Last month, Germany opened its first stretch of “bike autobahn,” a cycle route that will eventually cover 100 kilometers (62 miles) between the northwestern cities of Duisburg and Hamm. The autobahn moniker (the German term is actually radschnellweg) may sound over the top given that so far just five kilometers of the route have been launched. But the plan’s ultimate scale and ambition is not to be denied.
The completed tracks are four meters (13 feet) wide, providing enough space for lanes set aside for overtaking. They’re fully segregated from cars (the Duisburg to Hamm route will run partly on disused railway tracks) and use bridges and overpasses to create a safer, smoother ride. While excellent cycle infrastructure like this is increasingly being constructed in Northern Europe’s cities, these highways should one day cover the whole country, ultimately joining up to form an alternative national network.
The scale of the plans is impressive, but how much real use is a bicycle highway? Germany is no Holland, where most major cities lie within two hours cycling time of each other and such links already exist. It’s a sizable territory with an area (222,000 square miles) roughly equivalent to that of Arizona and Nevada combined. In a country like Germany that loves fitness and nature, there may always be a coterie of enthusiasts prepared to pedal for hours. But for non-recreational journeys over long distances, cycle paths are unlikely to steal much business from other forms of transit.

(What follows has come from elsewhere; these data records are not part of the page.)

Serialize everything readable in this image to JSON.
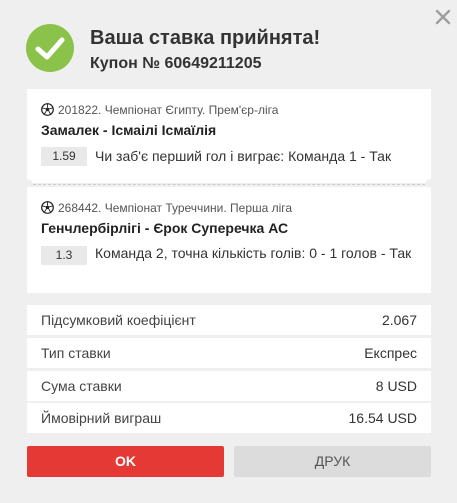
{
  "header": {
    "title": "Ваша ставка прийнята!",
    "coupon": "Купон № 60649211205"
  },
  "bets": [
    {
      "event": "201822. Чемпіонат Єгипту. Прем'єр-ліга",
      "teams": "Замалек - Ісмаілі Ісмаїлія",
      "odd": "1.59",
      "outcome": "Чи заб'є перший гол і виграє: Команда 1 - Так"
    },
    {
      "event": "268442. Чемпіонат Туреччини. Перша ліга",
      "teams": "Генчлербірлігі - Єрок Суперечка АС",
      "odd": "1.3",
      "outcome": "Команда 2, точна кількість голів: 0 - 1 голов - Так"
    }
  ],
  "summary": [
    {
      "label": "Підсумковий коефіцієнт",
      "value": "2.067"
    },
    {
      "label": "Тип ставки",
      "value": "Експрес"
    },
    {
      "label": "Сума ставки",
      "value": "8 USD"
    },
    {
      "label": "Ймовірний виграш",
      "value": "16.54 USD"
    }
  ],
  "buttons": {
    "ok": "OK",
    "print": "ДРУК"
  },
  "colors": {
    "success": "#8bc34a",
    "primary_button": "#e53935",
    "secondary_button": "#dcdcdc"
  },
  "icons": {
    "close": "close-icon",
    "success": "checkmark-icon",
    "sport": "soccer-ball-icon"
  }
}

The idea nonetheless has real potential for medium-length journeys, pushing the limits of frequent daily bike use out from the (now well-provided-for) inner city into the suburbs and wider regions. Munich is already planning a network like this one, which will stretch from the historic center out along 14 protected two-lane paths through the suburbs into the surrounding lake land. Germany’s fourth city, Cologne, has a smaller plan for a similar bicycle highway out into its western exurbs.
When it comes to extending this idea from metro areas to tracks between cities, the new Hamm-Duisburg route is ideal. It will pass through the most densely populated region of Germany, the Ruhr region, where a network of industrial cities lies scattered at only short distances from each other, interspersed with forest and farmland. When complete, the route will bring a string of cities into 30 minutes cycle distance of each other—almost 2 million people will live within a two-kilometer radius of the completed bicycle highway.
In such a thickly populated, polycentric urban area, the bicycle highway could easily become a viable commuter link, freeing up capacity on already busy roads and railways. Indeed, the link’s proposers predict (perhaps optimistically?) that the completed link would take 50,000 cars off the road daily.
The main sticking point is cost. The full cost of the new Ruhr highway will be €180 million, funding that is not yet in place for the whole route but which should ultimately come from a blend of municipal and provincial budgets. Elsewhere, not everyone is convinced the benefits of projects like this outweigh the expense. A Berlin bike autobahn plan, which would link the city center with the southwest area, is facing resistance from opponents who say that, as as a link primarily used in good weather, it would do little to relieve pressure on existing rail links.
In terms of their extent and the debates that surround them, Germany’s bike highways thus still remain in their infancy. That needn’t surprise us; when they were started in the 1920s, the country’s autobahns faced similar inertia and skepticism. With the first stretch of the Ruhr’s new link now open, bike highways nonetheless seem to have a tailwind behind them right now. Regions across the world looking to reduce pollution and relieve road pressure would do well to watch their genesis (and the pitfalls they face) closely.